Here’s a great article about an average, not typically athletic middle aged woman who managed to swim the channel in just under 19 hours: How I swam the English Channel
Outside of Kona, the Isklar Norseman triathlon is regarded by the sports aficionados as perhaps the toughest event out there. Unlike Kona, it’s open to anybody (although a ballot is still involved due to its popularity)
The distances are the same as any full length Ironman: 3.8km swim, 180km ride followed by a 42.2km run. It’s the terrain and the conditions which make this event extra tough.
To kick off, you’re dropped off the back of a ferry, forced to swim through icy Norwegian fjords to make it to the bike transition. Then you ride up 5 mountain passes, clocking in over 4km of vert. Once off the bike and onto the run, you have to again ascend mountainous passes before reaching the finish, at the summit of Gaustatoppen.
I’m definitely in on this at some stage.
This is another one that looks like pretty damn good fun.
Combine trekking, kayaking, mountain biking and climbing in the remote Patagonian region of southern Chile and you have all the ingredients of an adventure race.
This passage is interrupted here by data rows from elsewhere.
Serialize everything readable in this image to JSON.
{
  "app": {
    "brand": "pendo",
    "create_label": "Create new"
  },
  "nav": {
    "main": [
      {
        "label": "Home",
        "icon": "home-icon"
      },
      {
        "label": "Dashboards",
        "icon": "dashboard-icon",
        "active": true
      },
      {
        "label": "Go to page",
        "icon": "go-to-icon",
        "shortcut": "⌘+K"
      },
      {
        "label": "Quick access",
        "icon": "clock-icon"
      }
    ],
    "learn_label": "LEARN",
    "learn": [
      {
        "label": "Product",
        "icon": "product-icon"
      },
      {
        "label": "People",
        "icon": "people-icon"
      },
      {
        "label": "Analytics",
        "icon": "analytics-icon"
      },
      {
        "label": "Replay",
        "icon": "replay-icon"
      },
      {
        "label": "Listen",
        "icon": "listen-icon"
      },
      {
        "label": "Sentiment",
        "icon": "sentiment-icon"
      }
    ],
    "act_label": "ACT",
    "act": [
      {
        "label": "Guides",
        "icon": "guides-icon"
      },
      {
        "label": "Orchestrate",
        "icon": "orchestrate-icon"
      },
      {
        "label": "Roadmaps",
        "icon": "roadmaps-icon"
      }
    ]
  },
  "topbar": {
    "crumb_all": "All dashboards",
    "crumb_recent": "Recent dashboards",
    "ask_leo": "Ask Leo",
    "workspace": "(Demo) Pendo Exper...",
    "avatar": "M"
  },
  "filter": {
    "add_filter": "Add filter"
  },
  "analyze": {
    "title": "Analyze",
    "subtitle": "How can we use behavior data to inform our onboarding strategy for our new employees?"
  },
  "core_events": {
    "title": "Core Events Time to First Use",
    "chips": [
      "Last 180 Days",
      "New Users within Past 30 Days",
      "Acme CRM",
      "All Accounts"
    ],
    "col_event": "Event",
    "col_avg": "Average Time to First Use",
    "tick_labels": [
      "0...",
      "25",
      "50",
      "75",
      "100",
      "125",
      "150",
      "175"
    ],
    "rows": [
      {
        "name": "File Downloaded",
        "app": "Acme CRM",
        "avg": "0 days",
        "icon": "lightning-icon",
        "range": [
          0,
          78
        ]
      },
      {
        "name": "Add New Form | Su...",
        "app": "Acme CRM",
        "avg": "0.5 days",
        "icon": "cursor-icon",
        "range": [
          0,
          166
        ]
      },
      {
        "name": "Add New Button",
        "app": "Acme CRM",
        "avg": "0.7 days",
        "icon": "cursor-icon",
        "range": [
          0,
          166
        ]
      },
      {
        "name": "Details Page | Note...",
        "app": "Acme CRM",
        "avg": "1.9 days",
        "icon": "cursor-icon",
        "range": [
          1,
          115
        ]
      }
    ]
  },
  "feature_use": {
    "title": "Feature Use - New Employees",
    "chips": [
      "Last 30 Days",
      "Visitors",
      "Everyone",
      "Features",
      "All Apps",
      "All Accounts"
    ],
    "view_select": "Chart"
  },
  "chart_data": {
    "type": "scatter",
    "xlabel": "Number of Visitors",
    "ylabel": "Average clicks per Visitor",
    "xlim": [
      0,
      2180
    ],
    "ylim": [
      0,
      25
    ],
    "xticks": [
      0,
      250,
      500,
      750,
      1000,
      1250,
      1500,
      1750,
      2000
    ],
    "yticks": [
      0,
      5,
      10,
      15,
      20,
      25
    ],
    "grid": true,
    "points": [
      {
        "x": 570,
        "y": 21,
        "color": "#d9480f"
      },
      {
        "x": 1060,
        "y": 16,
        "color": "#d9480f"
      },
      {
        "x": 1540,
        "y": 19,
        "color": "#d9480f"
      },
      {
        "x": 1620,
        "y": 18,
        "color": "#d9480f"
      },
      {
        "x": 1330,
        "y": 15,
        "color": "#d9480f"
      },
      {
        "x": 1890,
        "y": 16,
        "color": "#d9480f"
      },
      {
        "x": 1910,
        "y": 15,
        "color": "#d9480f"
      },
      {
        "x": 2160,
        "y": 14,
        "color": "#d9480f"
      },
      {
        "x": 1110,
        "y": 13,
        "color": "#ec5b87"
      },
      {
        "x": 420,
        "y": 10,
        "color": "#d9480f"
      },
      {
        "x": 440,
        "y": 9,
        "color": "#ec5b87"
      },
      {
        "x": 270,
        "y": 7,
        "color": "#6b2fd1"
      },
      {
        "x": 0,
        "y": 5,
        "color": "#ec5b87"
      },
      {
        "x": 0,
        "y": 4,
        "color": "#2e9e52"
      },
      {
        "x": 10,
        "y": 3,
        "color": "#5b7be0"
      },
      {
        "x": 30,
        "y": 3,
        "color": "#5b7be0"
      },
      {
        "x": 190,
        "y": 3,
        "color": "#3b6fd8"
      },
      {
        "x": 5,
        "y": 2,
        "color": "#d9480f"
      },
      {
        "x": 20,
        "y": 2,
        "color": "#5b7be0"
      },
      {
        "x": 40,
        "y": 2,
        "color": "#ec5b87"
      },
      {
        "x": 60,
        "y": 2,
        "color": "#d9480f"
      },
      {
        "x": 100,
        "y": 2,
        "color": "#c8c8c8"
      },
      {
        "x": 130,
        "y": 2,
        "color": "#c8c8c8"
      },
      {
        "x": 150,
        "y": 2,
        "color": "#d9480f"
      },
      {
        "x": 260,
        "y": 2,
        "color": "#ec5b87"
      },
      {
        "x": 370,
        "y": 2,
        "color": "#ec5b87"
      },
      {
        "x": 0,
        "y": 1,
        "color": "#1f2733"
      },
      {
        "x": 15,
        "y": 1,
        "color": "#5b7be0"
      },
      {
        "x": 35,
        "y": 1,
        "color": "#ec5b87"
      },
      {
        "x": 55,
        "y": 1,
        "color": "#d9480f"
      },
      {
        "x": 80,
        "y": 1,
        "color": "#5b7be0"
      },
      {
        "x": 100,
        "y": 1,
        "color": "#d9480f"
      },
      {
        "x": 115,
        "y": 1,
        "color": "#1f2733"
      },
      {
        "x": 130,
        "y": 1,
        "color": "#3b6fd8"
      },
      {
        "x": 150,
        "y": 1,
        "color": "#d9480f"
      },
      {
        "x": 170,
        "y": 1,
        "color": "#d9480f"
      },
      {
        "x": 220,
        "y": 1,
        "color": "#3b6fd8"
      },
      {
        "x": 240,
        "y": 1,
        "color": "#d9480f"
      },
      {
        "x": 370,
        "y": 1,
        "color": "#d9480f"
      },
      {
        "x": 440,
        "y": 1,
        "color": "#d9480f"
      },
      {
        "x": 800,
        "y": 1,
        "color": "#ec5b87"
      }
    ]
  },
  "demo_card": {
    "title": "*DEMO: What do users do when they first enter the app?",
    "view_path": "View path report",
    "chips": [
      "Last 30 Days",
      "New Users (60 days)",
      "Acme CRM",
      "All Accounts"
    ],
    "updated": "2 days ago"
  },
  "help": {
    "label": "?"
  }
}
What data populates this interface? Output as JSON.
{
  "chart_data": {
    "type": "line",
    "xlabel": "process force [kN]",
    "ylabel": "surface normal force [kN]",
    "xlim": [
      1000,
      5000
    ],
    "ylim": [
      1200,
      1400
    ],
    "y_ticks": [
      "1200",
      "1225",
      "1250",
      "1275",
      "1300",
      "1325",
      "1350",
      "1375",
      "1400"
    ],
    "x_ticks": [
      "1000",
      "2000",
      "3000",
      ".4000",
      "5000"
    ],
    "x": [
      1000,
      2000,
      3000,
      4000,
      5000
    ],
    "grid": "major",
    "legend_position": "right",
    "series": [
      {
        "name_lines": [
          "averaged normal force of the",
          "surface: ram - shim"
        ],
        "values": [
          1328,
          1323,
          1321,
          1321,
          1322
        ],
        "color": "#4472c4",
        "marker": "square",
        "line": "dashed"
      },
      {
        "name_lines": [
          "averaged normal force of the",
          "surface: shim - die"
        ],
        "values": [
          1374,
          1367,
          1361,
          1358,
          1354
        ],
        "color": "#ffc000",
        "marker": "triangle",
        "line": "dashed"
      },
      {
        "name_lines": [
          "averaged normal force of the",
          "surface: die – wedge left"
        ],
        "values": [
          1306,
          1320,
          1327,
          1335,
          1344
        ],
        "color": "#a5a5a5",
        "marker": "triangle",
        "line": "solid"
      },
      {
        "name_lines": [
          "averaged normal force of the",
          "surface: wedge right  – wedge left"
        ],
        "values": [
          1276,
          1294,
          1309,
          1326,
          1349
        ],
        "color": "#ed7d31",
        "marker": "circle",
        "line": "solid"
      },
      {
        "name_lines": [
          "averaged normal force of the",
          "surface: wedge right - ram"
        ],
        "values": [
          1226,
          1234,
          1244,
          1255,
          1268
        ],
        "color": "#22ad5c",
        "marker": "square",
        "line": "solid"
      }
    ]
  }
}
This one takes place over 10 days and covers over 350 miles, though the course is ever changing. Not only will it test you physically, it will test your ability to navigate and co-ordinate between various physical disciplines.
Sign me up
Hands up if you know a lot about Bhutan? Didn’t think so. Not that I can see you, but I’d guess there weren’t many raised. Besides being dubbed the ‘happiest nation on Earth’ and being the only ‘carbon negative’ country, I personally know very little. Expect for the Snowman trek.
The Snowman is one of the worlds highest altitude treks and billed as one of the hardest. It can take up to 25 days but that seems a little excessive. Let’s call it 3 weeks. Still, it’s long. You’re crossing 9 passes over 4,500m which means altitude is a factor for most.
This is yet another brutally long, hot run that perhaps tops the list on the difficulty factor. Not only do runners have to cover 245km in the blistering heat, they have to do it in 36 hours.
Not only is it insanely difficult, it’s steeped in rich history. This is the route covered by Pheidippides when he ran from Athens to Sparta to ask for help, way back in 490BC. Many think the marathon was based on that effort but the reality is over 5 times longer…
The Barkley Marathon has been running (hehe) since 1986 and in that time has seen 18 finishes from 15 different athle…. Woah woah woah hold up just a moment. So the event has been running 22 years and in that time, 15 different people have FINISHED it. This year nobody finished.
So what’s the deal? Why would people want to do something that in all likelihood, they’ll never finish? Well, that’s all part of the charm.
Check out this documentary; http://barkleymovie.com/. It gives a great explanation of the whole thing.
Special Mention; Self-Transcendence 3,100 Mile
This one doesn’t make it on the the regular list because it’s far too ridiculous.
5,649 laps of an 830m block in New York. Yep. That’s enough information to know I don’t even want to think about it. But then that’s what makes all this appealing doesn’t it? What if… no, no, that’s beyond my realm of craziness.